The stunning come-from-behind win, accompanied by a cheering, clapping clamor in Pierson’s gym, served as a reminder of just what it is that makes high school basketball a magical experience.

Barry Cox, East Hampton High’s girls basketball coach, works in gym classes here with 11 youngsters whose motor skills are impaired to varying degrees. A certified adapted physical education instructor, Cox works with some “one-on-one, with others in groups of three or four. With almost all of them I’ve seen a tremendous amount of progress, both in physical movement, self-awareness, and in sociability.”

Adapted physical educators, he added, work closely with parents, doctors, and therapists, “for you have to work with self-esteem too.”

. . . “No,” Cox replied in answer to a question, “there’s no reason a handicap can block you — what disabled athletes are doing nowadays is incredible. . . . My eighth grader with spina bifida would like a racing wheelchair.
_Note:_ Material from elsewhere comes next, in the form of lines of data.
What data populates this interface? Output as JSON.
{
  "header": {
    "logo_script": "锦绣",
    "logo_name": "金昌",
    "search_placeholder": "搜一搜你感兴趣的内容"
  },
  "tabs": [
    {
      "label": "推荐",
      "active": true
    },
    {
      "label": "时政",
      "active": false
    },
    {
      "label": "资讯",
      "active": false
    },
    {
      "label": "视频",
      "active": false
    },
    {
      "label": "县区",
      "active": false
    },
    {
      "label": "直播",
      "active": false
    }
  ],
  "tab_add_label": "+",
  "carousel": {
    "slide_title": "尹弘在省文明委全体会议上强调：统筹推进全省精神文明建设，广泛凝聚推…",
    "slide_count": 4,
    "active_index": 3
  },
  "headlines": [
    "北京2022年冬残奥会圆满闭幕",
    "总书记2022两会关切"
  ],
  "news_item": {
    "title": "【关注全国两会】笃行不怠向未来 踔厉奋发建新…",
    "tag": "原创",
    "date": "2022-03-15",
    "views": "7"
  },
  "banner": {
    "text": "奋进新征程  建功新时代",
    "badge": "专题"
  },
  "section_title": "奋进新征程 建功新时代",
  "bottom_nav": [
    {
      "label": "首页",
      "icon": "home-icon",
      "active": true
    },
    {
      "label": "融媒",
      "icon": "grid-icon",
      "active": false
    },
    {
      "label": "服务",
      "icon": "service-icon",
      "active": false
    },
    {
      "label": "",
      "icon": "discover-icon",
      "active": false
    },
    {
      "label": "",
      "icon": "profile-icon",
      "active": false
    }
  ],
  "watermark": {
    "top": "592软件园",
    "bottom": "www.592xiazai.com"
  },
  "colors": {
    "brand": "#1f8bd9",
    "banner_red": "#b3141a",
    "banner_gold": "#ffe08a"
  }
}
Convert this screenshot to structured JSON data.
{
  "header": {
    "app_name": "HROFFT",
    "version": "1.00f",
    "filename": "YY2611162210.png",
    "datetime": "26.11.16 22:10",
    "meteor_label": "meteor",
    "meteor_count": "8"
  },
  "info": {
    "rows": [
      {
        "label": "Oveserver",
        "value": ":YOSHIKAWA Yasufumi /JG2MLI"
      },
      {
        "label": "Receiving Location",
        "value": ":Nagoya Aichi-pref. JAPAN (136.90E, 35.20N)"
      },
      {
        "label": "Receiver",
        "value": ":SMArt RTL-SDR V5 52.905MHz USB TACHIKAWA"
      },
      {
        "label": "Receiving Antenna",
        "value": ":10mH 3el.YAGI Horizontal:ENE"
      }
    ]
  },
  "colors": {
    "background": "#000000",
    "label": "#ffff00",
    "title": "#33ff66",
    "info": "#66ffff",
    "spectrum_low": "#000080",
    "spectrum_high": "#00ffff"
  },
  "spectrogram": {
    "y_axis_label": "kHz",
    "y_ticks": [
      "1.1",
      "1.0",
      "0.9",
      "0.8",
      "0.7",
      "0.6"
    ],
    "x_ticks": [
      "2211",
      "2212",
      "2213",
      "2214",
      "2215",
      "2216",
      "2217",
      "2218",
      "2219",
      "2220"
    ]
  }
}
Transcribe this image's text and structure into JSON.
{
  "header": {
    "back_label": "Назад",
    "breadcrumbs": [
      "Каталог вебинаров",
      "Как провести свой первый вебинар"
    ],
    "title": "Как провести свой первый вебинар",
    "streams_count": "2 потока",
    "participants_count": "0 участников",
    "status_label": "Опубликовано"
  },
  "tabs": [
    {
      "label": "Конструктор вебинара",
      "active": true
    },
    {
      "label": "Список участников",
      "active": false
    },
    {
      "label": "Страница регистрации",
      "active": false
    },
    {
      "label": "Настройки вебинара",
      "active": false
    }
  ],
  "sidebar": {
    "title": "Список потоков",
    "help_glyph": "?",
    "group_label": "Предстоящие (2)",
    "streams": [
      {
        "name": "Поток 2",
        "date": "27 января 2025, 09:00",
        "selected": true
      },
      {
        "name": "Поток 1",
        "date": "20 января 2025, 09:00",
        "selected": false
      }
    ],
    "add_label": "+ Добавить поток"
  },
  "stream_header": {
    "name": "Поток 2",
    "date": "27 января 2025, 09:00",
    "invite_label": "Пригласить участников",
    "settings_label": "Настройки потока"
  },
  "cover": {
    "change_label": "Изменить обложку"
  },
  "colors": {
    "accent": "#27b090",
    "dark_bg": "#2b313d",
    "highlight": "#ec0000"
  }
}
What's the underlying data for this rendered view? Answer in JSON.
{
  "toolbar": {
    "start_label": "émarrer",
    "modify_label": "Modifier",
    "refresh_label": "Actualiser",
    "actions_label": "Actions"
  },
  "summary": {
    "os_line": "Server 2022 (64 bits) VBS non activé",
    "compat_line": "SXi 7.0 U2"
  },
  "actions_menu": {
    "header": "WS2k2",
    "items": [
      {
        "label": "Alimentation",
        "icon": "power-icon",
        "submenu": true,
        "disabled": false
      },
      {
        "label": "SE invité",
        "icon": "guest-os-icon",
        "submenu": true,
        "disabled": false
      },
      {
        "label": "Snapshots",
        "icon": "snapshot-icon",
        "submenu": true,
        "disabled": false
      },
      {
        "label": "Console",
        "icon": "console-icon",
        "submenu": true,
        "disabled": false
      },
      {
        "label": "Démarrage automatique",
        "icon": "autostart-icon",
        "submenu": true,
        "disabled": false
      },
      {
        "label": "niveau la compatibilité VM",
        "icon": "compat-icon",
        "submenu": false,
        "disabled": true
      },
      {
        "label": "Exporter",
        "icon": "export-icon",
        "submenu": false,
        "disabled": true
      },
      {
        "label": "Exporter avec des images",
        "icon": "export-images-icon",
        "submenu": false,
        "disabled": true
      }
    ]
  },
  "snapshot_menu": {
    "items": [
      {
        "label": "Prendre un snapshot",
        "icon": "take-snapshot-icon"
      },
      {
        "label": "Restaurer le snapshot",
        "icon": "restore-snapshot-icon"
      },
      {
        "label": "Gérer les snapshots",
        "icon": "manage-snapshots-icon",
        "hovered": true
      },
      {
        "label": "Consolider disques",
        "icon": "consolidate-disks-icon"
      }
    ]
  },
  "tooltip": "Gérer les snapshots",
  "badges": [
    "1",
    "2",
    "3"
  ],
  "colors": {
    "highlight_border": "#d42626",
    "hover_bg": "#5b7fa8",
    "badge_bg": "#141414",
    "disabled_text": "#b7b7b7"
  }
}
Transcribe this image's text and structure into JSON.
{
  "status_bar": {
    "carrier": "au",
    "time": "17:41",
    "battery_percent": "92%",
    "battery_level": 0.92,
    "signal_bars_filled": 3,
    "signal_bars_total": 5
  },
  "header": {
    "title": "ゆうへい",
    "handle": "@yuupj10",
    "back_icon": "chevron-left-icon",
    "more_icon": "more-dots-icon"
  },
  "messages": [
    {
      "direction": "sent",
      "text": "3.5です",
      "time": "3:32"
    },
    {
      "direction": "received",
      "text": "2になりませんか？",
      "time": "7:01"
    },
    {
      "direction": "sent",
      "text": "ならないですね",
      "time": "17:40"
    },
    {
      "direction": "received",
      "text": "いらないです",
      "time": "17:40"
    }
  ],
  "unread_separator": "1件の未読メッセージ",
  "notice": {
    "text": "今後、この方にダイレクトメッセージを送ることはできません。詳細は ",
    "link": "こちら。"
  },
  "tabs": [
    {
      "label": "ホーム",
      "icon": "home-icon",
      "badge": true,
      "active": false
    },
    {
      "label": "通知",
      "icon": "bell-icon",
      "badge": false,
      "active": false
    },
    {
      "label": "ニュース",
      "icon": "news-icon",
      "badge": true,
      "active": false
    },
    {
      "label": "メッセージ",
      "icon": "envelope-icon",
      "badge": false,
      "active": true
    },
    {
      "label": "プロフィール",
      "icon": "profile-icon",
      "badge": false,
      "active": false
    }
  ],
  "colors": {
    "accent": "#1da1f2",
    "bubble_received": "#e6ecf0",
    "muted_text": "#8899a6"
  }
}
He’s interested in competing — in the shot-put and discus too.”

His sixth grader with cerebral palsy also needed a competition wheelchair, he said. “I’d like,” he said, “to see all of my kids compete.”

 

January 19, 1995

Led by Al Mothes and J.R. Wolfram, the East Hampton-Pierson bowling team came through big time at the East Hampton Bowl on Jan. 11, overwhelming the three-time defending league champion, Riverhead, 28-5.

The heady win vaulted East Hampton into first place in the league standings by 14.5 points and avenged a 20-13 loss to Riverhead on Dec. 13. “You should have seen them when they left — they were rather silent,” said Frank Libert, a father of one of Bonac’s bowlers.

The Bonac team, which includes Pierson students among its starters — Wolfram and Nick Mazzeo — thus is in position to win outright its first league title in 31 years. In 1981, under Joe Ambrose, the team shared the championship with William Floyd. Banners on the East Hampton High School gymnasium wall attest to league championships in 1962 and ’63.